Review | Shadow Complex
Format: Xbox360 | Genre: Side-scrolling action | Publisher: Microsoft Game Studio | Developer: Chair/EPIC | Release date: 19/08/09 | RRP: 1200MSP
By Daniel Lipscombe
Chair are, or should I say were, a team of little-known developers, known only for the creation of Undertow for Xbox Live Arcade.
It was an underwater diving game that wasn’t overly special, to the point where Microsoft gave it away to gamers as an apology for broken Xbox Live service. So you can be forgiven for drawing a blank on this small, Utah based-company until now. One thing you need to know about them is that they have great ambition – ambition that has now created a marriage of minds between themselves and EPIC Games.
Shortly after Chair opened their doors in 2005, they acquired the rights to the Empire property – a series of books by Orson Scott Card – and they’ve sat on those rights until today. Taking the form of a 2D/3D platforming shooter that lives on the same blood that pumps through Castlevania and Metroid, Shadow Complex runs alongside the story of the Empire books.

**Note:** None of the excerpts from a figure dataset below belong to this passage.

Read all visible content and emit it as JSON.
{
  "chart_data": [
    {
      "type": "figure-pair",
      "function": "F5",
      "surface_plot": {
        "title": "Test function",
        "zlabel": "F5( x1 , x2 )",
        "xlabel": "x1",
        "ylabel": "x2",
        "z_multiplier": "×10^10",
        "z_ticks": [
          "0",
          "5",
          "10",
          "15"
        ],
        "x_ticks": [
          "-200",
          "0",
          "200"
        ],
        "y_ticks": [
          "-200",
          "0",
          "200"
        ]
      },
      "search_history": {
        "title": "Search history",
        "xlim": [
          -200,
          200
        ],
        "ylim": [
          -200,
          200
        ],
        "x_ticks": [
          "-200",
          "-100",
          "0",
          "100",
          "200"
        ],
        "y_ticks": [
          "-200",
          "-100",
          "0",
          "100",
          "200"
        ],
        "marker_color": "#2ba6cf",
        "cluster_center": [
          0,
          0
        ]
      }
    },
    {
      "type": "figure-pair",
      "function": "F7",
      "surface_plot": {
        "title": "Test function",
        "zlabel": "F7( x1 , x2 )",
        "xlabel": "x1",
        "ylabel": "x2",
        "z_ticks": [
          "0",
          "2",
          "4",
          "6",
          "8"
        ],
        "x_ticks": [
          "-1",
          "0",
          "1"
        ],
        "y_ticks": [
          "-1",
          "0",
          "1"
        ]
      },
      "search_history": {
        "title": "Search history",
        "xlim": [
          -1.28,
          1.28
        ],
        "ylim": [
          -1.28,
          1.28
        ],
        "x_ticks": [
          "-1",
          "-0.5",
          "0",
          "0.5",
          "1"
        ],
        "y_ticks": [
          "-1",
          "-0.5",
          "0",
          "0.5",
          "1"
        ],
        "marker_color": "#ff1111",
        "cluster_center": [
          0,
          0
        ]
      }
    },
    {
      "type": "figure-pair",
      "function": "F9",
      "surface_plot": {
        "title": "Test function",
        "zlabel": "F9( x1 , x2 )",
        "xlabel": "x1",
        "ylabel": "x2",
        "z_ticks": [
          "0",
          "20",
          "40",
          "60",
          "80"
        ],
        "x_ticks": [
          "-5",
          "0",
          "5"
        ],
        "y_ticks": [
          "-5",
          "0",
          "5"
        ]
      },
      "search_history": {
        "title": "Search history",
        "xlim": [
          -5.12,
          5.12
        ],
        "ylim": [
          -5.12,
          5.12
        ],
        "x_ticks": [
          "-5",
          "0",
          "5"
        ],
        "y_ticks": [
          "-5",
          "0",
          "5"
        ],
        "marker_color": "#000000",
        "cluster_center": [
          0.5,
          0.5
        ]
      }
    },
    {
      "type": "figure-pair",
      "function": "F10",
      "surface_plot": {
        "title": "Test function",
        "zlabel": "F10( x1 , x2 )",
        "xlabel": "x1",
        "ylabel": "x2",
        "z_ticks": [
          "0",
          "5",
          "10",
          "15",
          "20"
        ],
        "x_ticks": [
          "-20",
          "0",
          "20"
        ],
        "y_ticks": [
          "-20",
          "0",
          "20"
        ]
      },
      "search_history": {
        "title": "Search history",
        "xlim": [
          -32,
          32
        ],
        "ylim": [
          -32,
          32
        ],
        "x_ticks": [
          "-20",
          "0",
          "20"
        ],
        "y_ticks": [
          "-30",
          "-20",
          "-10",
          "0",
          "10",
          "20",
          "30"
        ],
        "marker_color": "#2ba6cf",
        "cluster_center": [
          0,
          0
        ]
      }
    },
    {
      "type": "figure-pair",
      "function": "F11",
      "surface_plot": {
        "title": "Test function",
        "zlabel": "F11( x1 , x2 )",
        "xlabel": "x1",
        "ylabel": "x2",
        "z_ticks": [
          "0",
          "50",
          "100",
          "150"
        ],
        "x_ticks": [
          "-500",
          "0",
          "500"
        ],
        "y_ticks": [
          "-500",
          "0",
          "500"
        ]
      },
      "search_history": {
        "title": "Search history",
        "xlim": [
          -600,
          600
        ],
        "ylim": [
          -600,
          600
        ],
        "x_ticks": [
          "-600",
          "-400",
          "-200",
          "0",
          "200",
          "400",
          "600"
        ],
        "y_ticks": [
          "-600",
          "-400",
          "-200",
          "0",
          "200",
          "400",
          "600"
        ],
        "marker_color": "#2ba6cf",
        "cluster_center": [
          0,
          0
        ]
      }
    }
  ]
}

Though cosmetically a side-scrolling shooter, Shadow Complex may be better described as a side-scrolling adventure game. The heart and soul of this new property is in exploration and story, and Shadow Complex delivers a narrative and characters that most games yearn to create. It’s not just in the way they look, but in the nuances of their speech and the emotions they convey. Jason, our hero, is an everyday man with a military background, his girlfriend Claire a playful and charming woman. Each has real substance to their character.
//It’s in the eyes
With terrific visuals that would fool anyone who didn’t know it were a mere 700mb downloadable game, and voice acting that conveys emotion as well as any movie that springs to mind, Shadow Complex makes you feel part of something special from the opening scene. However, it’s not merely the characters that make this game so involving; it’s the environments and atmosphere. Each area is thoughtfully designed, with spaced-out cover for evading bullets, vast underwater sections with ambient lighting filtering down to the bottom, and epic boss battles that could have been extracted from the latest Hollywood blockbuster. There are regular moments at which you’ll find yourself mouth agape at the scenery and its detail.

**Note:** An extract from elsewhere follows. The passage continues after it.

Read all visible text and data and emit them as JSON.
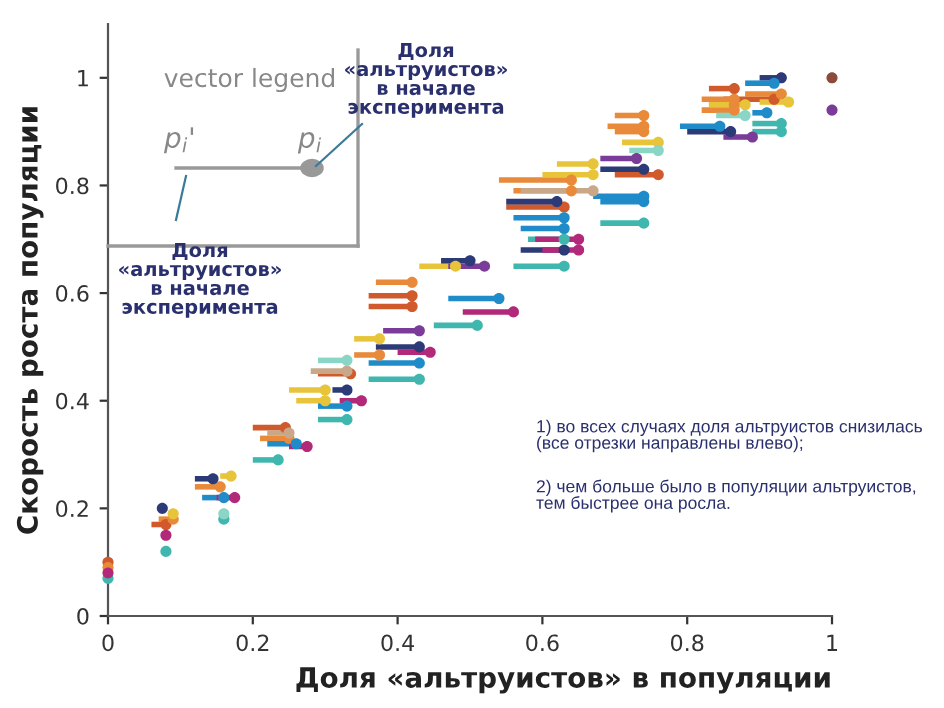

Action sequences are filled with tension, whether you’re ensuring you’re under cover while storming a room full of soldiers, or running at breakneck speeds across the surface of a lake while timing your jumps so as not to be shot by a gunship helicopter. Each of these sections has been crafted with precision, in order to deliver an adventure worthy of the pre-release hype.

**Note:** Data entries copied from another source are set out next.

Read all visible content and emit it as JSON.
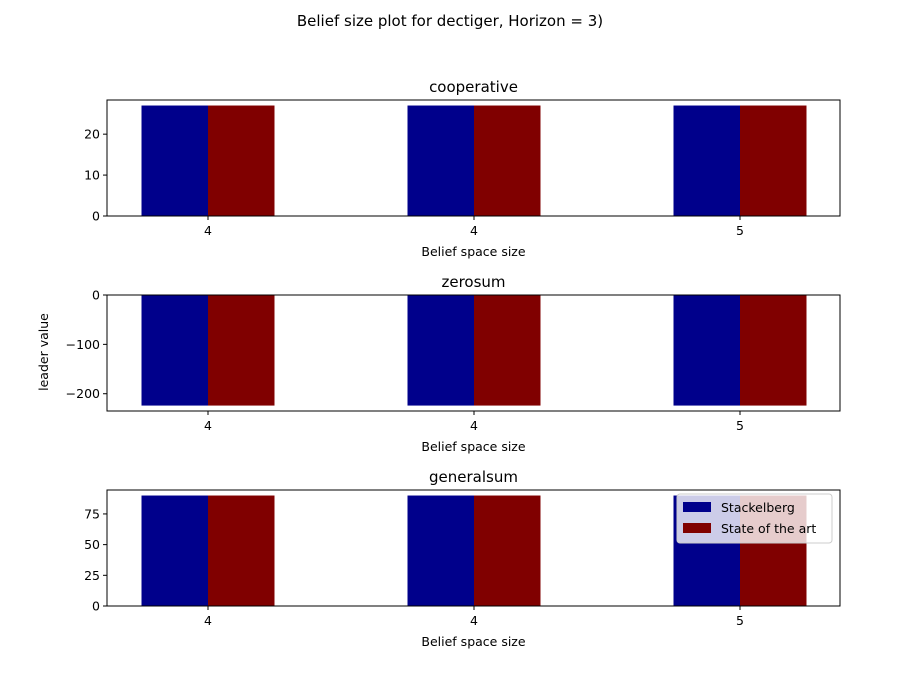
{
  "figure": {
    "suptitle": "Belief size plot for dectiger, Horizon = 3)",
    "ylabel": "leader value"
  },
  "colors": {
    "stackelberg": "#00008b",
    "state_of_the_art": "#800000"
  },
  "legend": {
    "placement": "top-right",
    "entries": [
      "Stackelberg",
      "State of the art"
    ]
  },
  "chart_data": [
    {
      "type": "bar",
      "title": "cooperative",
      "xlabel": "Belief space size",
      "categories": [
        "4",
        "4",
        "5"
      ],
      "ylim": [
        0,
        28.35
      ],
      "yticks": [
        0,
        10,
        20
      ],
      "yticklabels": [
        "0",
        "10",
        "20"
      ],
      "series": [
        {
          "name": "Stackelberg",
          "values": [
            27,
            27,
            27
          ]
        },
        {
          "name": "State of the art",
          "values": [
            27,
            27,
            27
          ]
        }
      ],
      "legend": false
    },
    {
      "type": "bar",
      "title": "zerosum",
      "xlabel": "Belief space size",
      "categories": [
        "4",
        "4",
        "5"
      ],
      "ylim": [
        -235,
        0
      ],
      "yticks": [
        0,
        -100,
        -200
      ],
      "yticklabels": [
        "0",
        "−100",
        "−200"
      ],
      "series": [
        {
          "name": "Stackelberg",
          "values": [
            -224,
            -224,
            -224
          ]
        },
        {
          "name": "State of the art",
          "values": [
            -224,
            -224,
            -224
          ]
        }
      ],
      "legend": false
    },
    {
      "type": "bar",
      "title": "generalsum",
      "xlabel": "Belief space size",
      "categories": [
        "4",
        "4",
        "5"
      ],
      "ylim": [
        0,
        94.5
      ],
      "yticks": [
        0,
        25,
        50,
        75
      ],
      "yticklabels": [
        "0",
        "25",
        "50",
        "75"
      ],
      "series": [
        {
          "name": "Stackelberg",
          "values": [
            90,
            90,
            90
          ]
        },
        {
          "name": "State of the art",
          "values": [
            90,
            90,
            90
          ]
        }
      ],
      "legend": true
    }
  ]
}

Throughout the entire game the influence of Super Metroid and other side-scrolling games is apparent, but there’s a flavour of Hideo Kojima’s work here too. Many instances would feel at home in Metal Gear Solid – moments like crawling through air ducts over a cafeteria full of Progressive Restoration soldiers chatting over lunch. In fact, even the bosses are reminiscent of Metal Gear’s – large bipedal robots that tower over regular men, with you searching for and taking advantage of weak spots to put the mechanical beasts to rest.
All of this action and drama takes place in a complex set out in the wilderness. After falling behind on a hiking trip with Claire, Jason hurries through a cavern-based tutorial to find his girlfriend being dragged into what looks like an army base by two soldiers in hi-tech suits. Jason breaks into the base to rescue Claire, and an epic story unfolds from there. Tasked with escaping from the base, Jason explores every nook and cranny for equipment to help on his mission, quickly finding his own power suit, the Omega armour.